Effect of carbon nanotubes with varying dimensions and properties on the performance of lead acid batteries operating under high rate partial state of charge conditions

Abstract

Abstract Multi walled carbon nanotubes (MWCNTs) with their highly ordered structures, high electrical and mechanical stability are considered as promising and effective additives towards improving the performance of lead acid batteries (LAB) especially under high rate partial state of charge conditions (HRPSoC). In this work, carbon nanotubes with different diameter range (MWCNT 1 with diameter >50 nm, MWCNT 2 with diameter 15–50 nm and MWCNT 3 with diameter 110–170 nm) are employed as negative active material (NAM) additives in lead acid batteries operating under HRPSoC cycling conditions. The MWCNTs and NAM (containing MWCNTs) are characterized using various physical and electrochemical techniques. Correlation between key physical parameters (including surface area, dimension and structural defects) and cycle life are investigated. The results show that MWCNTs 1 with high capacitance, surface defects and display best performance regarding specific capacity and cyclability.
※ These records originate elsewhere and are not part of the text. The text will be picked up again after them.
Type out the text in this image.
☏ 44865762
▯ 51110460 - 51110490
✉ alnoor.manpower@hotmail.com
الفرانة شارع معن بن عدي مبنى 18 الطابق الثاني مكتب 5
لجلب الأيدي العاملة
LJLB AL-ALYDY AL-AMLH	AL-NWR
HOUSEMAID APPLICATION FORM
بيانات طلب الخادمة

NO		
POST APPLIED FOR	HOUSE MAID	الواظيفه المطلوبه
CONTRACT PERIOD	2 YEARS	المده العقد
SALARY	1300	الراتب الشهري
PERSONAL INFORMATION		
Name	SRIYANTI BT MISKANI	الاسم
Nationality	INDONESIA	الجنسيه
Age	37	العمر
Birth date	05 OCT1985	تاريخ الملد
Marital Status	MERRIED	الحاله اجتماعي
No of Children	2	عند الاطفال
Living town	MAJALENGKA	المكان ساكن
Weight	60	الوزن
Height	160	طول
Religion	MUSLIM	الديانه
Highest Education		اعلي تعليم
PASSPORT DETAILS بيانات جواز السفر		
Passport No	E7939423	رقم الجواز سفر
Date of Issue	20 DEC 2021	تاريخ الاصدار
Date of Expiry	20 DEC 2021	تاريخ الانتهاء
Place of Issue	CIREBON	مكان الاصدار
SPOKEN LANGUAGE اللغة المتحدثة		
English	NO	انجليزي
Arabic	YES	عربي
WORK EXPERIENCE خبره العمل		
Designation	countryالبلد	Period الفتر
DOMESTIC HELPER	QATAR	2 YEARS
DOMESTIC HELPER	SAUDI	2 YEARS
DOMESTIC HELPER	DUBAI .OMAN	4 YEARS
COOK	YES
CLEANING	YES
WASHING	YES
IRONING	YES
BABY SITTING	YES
Incorporation of MWCNT 1 ensures easy access of ions, low polarization and low solution/charge transfer resistance for the NAM. The present study indicates that MWCNT capable of improving the capacitance, conductivity and decreasing the polarization of the electrode is highly beneficial towards improving the cycle life of the lead acid batteries especially operating at HRPSoC cycling conditions.